Graham Joyce 1954-2014. Readers are not strangers.
I was so lucky to be able to count Graham as a friend and utterly proud to have been able to be his publisher. I’m devastated to have lost a friend, devastated that I’ve now edited his last novel. As a novelist he bore the characteristics that made him such a lovely man: a warm, endless affection for people; an understanding of their troubles; a fierce belief in social justice; a, somehow, no-nonsense fascination with and acceptance of the numinous and a rich appreciation of the magic and the wonder we can find in the ordinary.
His novels are most often set in the midlands, they always centre around the all important domestic dramas of family life, yet they reach out so much further. Graham’s novels were always driven by the universal importance of love, its arrival, its endurance, its passing. This joy and this sadness can be shared by all. The magic that he allowed to infuse his books was a familiar magic rooted in stories and feelings that we have all shared even if we have chosen, rationally, not to have it as part of our world view. He celebrated the simple magic of the unknown, the superstition, the folk tale. But he also found, and folded into his writing, a magic in the real, the small and the ordinary. His descriptions of nature and the world were precise and loving. His willingness to see the extraordinary in the life of someone struggling against everyday hardship or prejudice was warm and real. His natural sympathy with the unregarded and the outsider welcomed in every reader.
His books are some of the most enriching I have ever read. Can I pick out a favourite? Really, really hard. The quietly chilling and beautiful The Silent Land? The profoundly unsettling childhood fears of The Tooth Fairy? The personal memories evoked by The Year of The Ladybird? The deliciously scurrilous Memoirs of A Master Forger (the autobiography of the very unreliable William Heaney)? Any given day, any of these, any of his other books (The World Fantasy Award winning The Facts of Life, for goodness sake!), might be my favourite.
But I keep coming back to Some Kind of Fairy Tale. Its superb evocations of the countryside, its subtle winding of nature and fairy, its forensic yet oh-so touching dissection of the fears and loves of the family at its centre. It’s such a very Graham Joyce novel…
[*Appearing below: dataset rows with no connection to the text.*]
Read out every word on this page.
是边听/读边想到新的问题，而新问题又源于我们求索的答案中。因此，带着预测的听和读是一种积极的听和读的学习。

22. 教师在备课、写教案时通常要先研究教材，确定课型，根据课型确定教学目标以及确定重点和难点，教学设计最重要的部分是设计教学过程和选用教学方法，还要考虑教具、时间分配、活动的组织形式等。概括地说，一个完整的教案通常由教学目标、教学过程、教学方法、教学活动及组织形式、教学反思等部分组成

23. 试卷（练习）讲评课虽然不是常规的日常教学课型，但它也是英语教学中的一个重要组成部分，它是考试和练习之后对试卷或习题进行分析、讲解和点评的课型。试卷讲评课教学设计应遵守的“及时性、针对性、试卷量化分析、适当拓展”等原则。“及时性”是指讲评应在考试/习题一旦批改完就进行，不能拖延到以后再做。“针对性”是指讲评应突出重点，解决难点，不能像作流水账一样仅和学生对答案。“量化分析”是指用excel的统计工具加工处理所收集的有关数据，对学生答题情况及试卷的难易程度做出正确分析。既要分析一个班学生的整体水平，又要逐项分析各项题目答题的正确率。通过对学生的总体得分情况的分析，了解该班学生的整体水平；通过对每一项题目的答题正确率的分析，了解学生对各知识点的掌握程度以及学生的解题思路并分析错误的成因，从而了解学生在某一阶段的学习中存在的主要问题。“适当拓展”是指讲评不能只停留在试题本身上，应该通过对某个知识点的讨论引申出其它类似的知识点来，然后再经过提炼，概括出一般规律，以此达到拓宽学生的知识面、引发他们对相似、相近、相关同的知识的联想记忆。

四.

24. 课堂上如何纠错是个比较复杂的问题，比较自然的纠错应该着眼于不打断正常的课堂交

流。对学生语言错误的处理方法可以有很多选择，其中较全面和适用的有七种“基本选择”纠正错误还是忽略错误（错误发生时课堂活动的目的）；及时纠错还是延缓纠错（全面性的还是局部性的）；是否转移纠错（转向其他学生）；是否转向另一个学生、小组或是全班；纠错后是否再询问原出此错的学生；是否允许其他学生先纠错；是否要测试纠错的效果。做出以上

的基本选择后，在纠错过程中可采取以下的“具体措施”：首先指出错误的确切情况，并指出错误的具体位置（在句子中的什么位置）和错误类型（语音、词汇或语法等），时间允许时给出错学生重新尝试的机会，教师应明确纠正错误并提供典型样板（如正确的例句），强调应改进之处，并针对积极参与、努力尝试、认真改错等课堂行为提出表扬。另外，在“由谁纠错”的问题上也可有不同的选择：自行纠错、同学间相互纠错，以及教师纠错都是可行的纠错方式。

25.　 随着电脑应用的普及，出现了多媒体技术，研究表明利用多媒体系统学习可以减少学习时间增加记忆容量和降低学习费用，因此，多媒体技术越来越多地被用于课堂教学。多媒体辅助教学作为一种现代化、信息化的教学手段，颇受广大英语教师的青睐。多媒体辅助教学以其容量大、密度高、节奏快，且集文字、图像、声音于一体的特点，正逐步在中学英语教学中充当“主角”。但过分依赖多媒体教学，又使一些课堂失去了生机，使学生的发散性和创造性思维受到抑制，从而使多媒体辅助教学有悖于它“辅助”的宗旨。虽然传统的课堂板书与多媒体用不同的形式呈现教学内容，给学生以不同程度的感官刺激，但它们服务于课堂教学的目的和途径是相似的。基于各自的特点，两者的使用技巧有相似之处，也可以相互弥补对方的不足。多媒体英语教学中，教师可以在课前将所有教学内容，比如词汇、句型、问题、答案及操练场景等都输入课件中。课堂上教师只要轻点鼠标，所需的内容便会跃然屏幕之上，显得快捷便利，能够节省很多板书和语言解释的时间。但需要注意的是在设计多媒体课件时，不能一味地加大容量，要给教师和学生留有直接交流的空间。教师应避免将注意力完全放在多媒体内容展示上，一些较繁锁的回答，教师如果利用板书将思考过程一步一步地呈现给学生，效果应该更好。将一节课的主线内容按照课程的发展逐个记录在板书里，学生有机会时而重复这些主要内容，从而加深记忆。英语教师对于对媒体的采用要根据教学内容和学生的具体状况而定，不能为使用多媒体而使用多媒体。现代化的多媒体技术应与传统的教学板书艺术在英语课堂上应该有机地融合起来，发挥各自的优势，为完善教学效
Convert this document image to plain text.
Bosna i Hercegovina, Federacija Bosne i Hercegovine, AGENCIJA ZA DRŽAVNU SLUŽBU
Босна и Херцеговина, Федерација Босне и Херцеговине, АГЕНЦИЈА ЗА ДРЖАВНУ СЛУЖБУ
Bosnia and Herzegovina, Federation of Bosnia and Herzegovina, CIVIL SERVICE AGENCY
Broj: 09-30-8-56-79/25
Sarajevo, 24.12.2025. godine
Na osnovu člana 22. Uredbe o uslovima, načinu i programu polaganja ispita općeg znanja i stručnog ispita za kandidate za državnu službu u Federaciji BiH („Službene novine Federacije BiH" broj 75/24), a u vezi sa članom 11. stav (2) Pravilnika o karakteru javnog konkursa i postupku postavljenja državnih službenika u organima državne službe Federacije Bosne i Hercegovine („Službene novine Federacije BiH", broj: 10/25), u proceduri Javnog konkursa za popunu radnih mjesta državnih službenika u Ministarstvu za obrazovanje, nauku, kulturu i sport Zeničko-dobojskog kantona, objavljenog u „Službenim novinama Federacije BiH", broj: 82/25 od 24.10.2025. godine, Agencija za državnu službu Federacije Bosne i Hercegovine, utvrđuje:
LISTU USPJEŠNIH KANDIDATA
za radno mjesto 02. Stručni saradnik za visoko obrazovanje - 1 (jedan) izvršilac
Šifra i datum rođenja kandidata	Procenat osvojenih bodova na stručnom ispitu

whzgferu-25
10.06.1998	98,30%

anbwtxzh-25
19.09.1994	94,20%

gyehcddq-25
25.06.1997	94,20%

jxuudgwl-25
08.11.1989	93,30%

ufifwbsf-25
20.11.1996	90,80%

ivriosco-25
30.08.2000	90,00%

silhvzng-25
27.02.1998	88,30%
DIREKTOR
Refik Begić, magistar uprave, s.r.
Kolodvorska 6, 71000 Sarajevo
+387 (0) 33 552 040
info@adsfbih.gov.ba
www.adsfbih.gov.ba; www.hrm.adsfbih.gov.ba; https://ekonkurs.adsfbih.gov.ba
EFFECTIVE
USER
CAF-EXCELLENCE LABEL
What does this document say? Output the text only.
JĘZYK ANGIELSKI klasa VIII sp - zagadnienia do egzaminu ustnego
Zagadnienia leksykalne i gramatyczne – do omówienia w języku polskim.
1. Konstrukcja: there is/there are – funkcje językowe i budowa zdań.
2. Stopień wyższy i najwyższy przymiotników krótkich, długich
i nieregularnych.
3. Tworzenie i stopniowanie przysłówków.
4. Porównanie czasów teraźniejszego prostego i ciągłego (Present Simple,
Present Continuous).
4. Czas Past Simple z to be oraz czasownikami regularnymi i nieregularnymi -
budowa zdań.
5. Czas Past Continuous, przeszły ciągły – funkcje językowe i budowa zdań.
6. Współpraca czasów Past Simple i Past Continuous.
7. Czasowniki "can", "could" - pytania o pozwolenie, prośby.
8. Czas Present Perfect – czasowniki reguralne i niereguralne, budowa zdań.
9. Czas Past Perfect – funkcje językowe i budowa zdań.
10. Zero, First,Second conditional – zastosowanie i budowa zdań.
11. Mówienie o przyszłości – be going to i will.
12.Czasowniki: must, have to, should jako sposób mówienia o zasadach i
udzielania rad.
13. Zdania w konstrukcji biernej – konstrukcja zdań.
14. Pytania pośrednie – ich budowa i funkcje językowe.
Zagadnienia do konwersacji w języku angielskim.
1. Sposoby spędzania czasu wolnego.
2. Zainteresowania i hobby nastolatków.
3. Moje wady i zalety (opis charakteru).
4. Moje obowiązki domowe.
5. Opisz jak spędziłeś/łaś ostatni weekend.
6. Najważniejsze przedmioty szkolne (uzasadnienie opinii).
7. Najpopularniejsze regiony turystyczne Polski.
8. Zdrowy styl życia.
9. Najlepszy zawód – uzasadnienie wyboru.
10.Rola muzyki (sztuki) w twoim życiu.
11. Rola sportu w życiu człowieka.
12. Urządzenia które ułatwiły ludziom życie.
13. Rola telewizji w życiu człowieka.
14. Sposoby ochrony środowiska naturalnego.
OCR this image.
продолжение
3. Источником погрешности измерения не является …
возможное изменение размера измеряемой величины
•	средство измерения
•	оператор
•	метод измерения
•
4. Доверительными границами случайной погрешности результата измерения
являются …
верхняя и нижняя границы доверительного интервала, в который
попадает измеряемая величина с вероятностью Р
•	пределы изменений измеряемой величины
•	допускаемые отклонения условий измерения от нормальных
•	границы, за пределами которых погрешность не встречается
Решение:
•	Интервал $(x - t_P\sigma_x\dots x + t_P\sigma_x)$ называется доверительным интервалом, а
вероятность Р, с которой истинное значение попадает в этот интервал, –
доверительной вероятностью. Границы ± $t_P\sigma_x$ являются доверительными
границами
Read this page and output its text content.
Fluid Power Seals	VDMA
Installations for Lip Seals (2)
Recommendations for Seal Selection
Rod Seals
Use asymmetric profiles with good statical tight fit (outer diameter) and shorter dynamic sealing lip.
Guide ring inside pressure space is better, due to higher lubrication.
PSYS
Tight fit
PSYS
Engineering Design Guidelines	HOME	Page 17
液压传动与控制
But it doesn’t really matter which novel was anyone’s favourite. I know it will be little consolation right now to his friends and family as they deal with his loss, but thank goodness he was a writer; his wonderful novels mean that we can continue to share his profound qualities, his generous outlook and pass them on to others. I know of no other body of work with a larger and more generous heart. Much like their author.